A line from the recent EA Netherlands newsletter: ‘We have the core of a social movement in the Netherlands, but we don’t have much by way of a research field or a set of organisations putting said research into practice. This means that, while we have many people in the community who want to use their time and their talents to do good, we lack the organisations that can provide the work. There are opportunities abroad, but not enough, and the fact they are abroad limits their capacity to absorb talent located in the Netherlands.’ Another way of looking at this would be ‘EA field building and organisational development in the Netherlands is hugely neglected, and therefore and extremely high-leverage opportunity for doing such things’. Yet they seem to have (IMO sensibly) taken the opposite view.
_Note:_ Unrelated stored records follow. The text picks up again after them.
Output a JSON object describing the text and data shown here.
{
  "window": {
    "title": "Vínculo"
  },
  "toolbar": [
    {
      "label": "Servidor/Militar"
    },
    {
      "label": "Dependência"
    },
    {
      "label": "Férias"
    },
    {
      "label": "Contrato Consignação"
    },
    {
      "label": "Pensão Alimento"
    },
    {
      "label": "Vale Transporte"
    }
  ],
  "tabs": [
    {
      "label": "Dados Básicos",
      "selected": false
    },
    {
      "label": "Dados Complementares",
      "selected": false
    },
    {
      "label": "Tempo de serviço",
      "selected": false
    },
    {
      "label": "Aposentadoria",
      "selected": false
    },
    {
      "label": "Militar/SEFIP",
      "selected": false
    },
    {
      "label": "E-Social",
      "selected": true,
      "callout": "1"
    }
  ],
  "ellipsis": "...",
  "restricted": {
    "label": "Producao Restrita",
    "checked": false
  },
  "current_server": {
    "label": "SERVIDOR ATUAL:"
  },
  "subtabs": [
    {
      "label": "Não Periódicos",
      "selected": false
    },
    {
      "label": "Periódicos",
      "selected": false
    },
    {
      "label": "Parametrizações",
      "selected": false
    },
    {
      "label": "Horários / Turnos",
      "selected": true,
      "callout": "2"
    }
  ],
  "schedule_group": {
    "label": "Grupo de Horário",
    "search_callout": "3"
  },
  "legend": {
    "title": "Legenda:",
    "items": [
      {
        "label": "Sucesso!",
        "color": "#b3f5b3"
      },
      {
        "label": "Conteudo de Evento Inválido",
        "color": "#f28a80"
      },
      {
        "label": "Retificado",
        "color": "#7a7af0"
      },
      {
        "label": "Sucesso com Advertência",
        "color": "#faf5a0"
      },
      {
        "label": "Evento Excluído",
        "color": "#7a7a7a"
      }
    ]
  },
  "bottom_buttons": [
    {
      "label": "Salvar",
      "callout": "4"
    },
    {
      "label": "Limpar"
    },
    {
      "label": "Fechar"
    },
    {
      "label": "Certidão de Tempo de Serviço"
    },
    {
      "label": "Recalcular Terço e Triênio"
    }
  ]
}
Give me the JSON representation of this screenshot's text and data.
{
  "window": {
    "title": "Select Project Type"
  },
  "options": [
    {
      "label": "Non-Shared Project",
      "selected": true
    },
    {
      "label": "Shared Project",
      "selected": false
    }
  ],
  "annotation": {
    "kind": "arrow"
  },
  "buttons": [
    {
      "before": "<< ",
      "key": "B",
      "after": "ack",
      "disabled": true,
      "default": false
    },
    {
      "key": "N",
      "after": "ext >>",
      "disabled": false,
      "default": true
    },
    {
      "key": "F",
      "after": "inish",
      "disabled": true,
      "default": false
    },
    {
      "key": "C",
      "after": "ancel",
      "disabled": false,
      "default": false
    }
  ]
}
This seems like a very hard claim to justify, given both conceptually how difficult it is to measure outputs/value gains in the longtermist space and how few organisations in it are producing anything meaningfully measureable at all. I think many assumptions the space makes, going right back to the idea that longtermist work is better from a longtermist perspective than ‘short termism’ are justified on flimsy, self-supporting heuristics.
I don’t believe in practice (m?)any people use that version. In order to get a neatly cancellable equation, it quietly replaces ‘tractability’ - a relatively intuitive concept that people can often do useful work on—with something like elasticity of tractability, which I’ve never heard anyone opine on, directly or indirectly in any other context.